また、当時イギリスの植民地であった北米のコロニアル様式(アーリーアメリカン)や、周辺各国にも影響を与えました。

ブルボーズレッグの歴史

ブルボーズレッグの発生は中世イギリス

ブルボーズレッグの詳細な起源は定かではありません。しかし脚が挽物(ひきもの)で作られ、その一部が大きな造形物になっている青銅や大理石製の椅子また寝台は、古代ローマ(前1-4世紀)にも存在しました。その後、カロリング・ルネサンス様式期(8-10世紀)のイタリアでも、似た装飾と形の台座をもつ石造の法座などがみられます。そして、中世イギリスのゴシック僧院に、ブルボーズレッグの直接の祖とされるものが現れました。

※エリザベス期のブルボーズは、ネーデルランド(オランダ・ベルギー)の装飾美術家デ・フリースらのデザインに影響されて生まれたとの説もあります。

住宅の進化と共に流行を始めたブルボーズレッグ

イギリス コーディネート

16世紀、古代ギリシャやローマ文化の復興に向かったルネサンス運動が進展すると、ブルボーズレッグはイタリア・フランス・オランダ等でも流行します。しかし、その重厚さを完成させたのはエリザベス女王期(1558-1603)におけるイギリスの家具デザインでした。安定と発展の時期に入ったイギリスでは、個人の住宅が発展し、それぞれの生活様式に応じた家具が製造されるようになります。

●家具デザインの進化は暖炉がきっかけ?

マントルピース イギリス
これまで部屋の中心にあった暖房器具が壁内の暖炉となり、部屋が広くなったことから、家具のデザイン性や機能性の向上に目が向けられ始めたと言われています。応接の役割が増えた部屋には、食卓を始め、様々な家具が置かれることになりました。これによって、家具は装飾的となり、ブルボーズレッグも多岐に渡るデザインへと発達することになりました。

ブルボーズレッグのアンティーク家具

ダイニングテーブル

イギリス ダイニングテーブル

ダイニングテーブルは上流階級のステータス・シンボルとして、広間やロングギャラリー(長広間)に置かれていました。

コート・カップボード

コート・カップボード アンティーク

コート・カップボードは、その太さ・大きさで、圧倒的存在感を誇り、ブルボーズレッグの印象を決定づける家具になります。

その他のブルボーズレッグ家具

ブルボーズレッグ 家具ブルボーズレッグ 種類
多用なデザインが生み出されたブルボーズレッグは、球根部分だけを残し、脚の短い家具にも使われています。ライティング・ビューローやチェア、ガラスケースの他にも、チェストや天蓋付ベット、等にも見られます。

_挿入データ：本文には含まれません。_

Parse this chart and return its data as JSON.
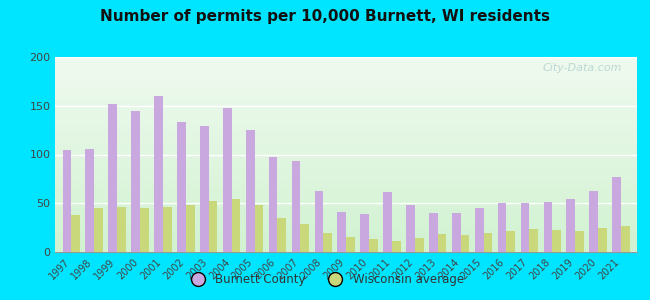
{
  "title": "Number of permits per 10,000 Burnett, WI residents",
  "years": [
    1997,
    1998,
    1999,
    2000,
    2001,
    2002,
    2003,
    2004,
    2005,
    2006,
    2007,
    2008,
    2009,
    2010,
    2011,
    2012,
    2013,
    2014,
    2015,
    2016,
    2017,
    2018,
    2019,
    2020,
    2021
  ],
  "burnett": [
    105,
    106,
    152,
    145,
    160,
    133,
    129,
    148,
    125,
    97,
    93,
    63,
    41,
    39,
    62,
    48,
    40,
    40,
    45,
    50,
    50,
    51,
    54,
    63,
    77
  ],
  "wisconsin": [
    38,
    45,
    46,
    45,
    46,
    48,
    52,
    54,
    48,
    35,
    29,
    19,
    15,
    13,
    11,
    14,
    18,
    17,
    20,
    22,
    24,
    23,
    22,
    25,
    27
  ],
  "burnett_color": "#c9a8e0",
  "wisconsin_color": "#c8d87a",
  "outer_background": "#00e5ff",
  "ylim": [
    0,
    200
  ],
  "yticks": [
    0,
    50,
    100,
    150,
    200
  ],
  "title_fontsize": 11,
  "legend_burnett": "Burnett County",
  "legend_wisconsin": "Wisconsin average",
  "watermark": "City-Data.com"
}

●ユニークな見た目を形容するために作られた、面白い呼び名
英語圏では「バルボスレッグ」とも呼ばれているブルボーズレッグですが、イタリア・フランス・オランダ・イギリスでは「メロンバルブレッグ」「カップ・アンド・カバーレッグ」「パイナップルレッグ」等、面白い呼び名で呼ばれてることもありました。

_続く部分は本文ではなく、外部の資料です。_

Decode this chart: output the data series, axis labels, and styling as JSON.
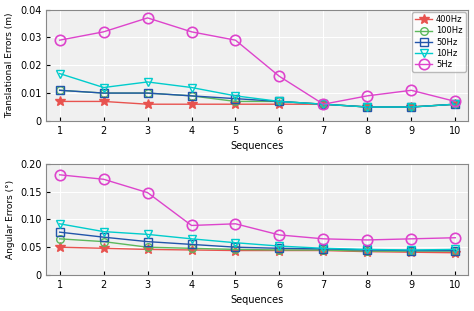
{
  "sequences": [
    1,
    2,
    3,
    4,
    5,
    6,
    7,
    8,
    9,
    10
  ],
  "trans_400Hz": [
    0.007,
    0.007,
    0.006,
    0.006,
    0.006,
    0.006,
    0.006,
    0.005,
    0.005,
    0.006
  ],
  "trans_100Hz": [
    0.011,
    0.01,
    0.01,
    0.009,
    0.007,
    0.007,
    0.006,
    0.005,
    0.005,
    0.006
  ],
  "trans_50Hz": [
    0.011,
    0.01,
    0.01,
    0.009,
    0.008,
    0.007,
    0.006,
    0.005,
    0.005,
    0.006
  ],
  "trans_10Hz": [
    0.017,
    0.012,
    0.014,
    0.012,
    0.009,
    0.007,
    0.006,
    0.005,
    0.005,
    0.006
  ],
  "trans_5Hz": [
    0.029,
    0.032,
    0.037,
    0.032,
    0.029,
    0.016,
    0.006,
    0.009,
    0.011,
    0.007
  ],
  "ang_400Hz": [
    0.05,
    0.048,
    0.046,
    0.045,
    0.044,
    0.044,
    0.044,
    0.042,
    0.041,
    0.04
  ],
  "ang_100Hz": [
    0.065,
    0.06,
    0.05,
    0.048,
    0.046,
    0.045,
    0.045,
    0.043,
    0.043,
    0.043
  ],
  "ang_50Hz": [
    0.077,
    0.068,
    0.06,
    0.055,
    0.05,
    0.048,
    0.047,
    0.045,
    0.044,
    0.044
  ],
  "ang_10Hz": [
    0.092,
    0.078,
    0.073,
    0.065,
    0.058,
    0.052,
    0.048,
    0.046,
    0.045,
    0.046
  ],
  "ang_5Hz": [
    0.18,
    0.172,
    0.148,
    0.089,
    0.092,
    0.072,
    0.065,
    0.063,
    0.065,
    0.067
  ],
  "color_400Hz": "#e8534f",
  "color_100Hz": "#5cb85c",
  "color_50Hz": "#2255aa",
  "color_10Hz": "#00cccc",
  "color_5Hz": "#dd44cc",
  "trans_ylabel": "Translational Errors (m)",
  "ang_ylabel": "Angular Errors (°)",
  "xlabel": "Sequences",
  "trans_ylim": [
    0,
    0.04
  ],
  "ang_ylim": [
    0,
    0.2
  ],
  "trans_yticks": [
    0,
    0.01,
    0.02,
    0.03,
    0.04
  ],
  "ang_yticks": [
    0,
    0.05,
    0.1,
    0.15,
    0.2
  ],
  "xticks": [
    1,
    2,
    3,
    4,
    5,
    6,
    7,
    8,
    9,
    10
  ],
  "background_color": "#f0f0f0"
}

ブルボーズレッグは「流行」デザインから「アンティーク」デザインへ

ブルボーズレッグ イギリス

ジャコビアン期以降は、新古典主義の前兆的様式である軽快優美なロココ様式が優勢となったため、ブルボーズレッグは廃れ始めます。しかし、その重厚さに対する需要から、19世紀以後のヴィクトリア様式などの折衷主義や、復古様式によって再び注目を浴びることになります。
また、20世紀初期にはアールデコ様式による再構成をへて、現代まで作られる定番のデザインとなりました。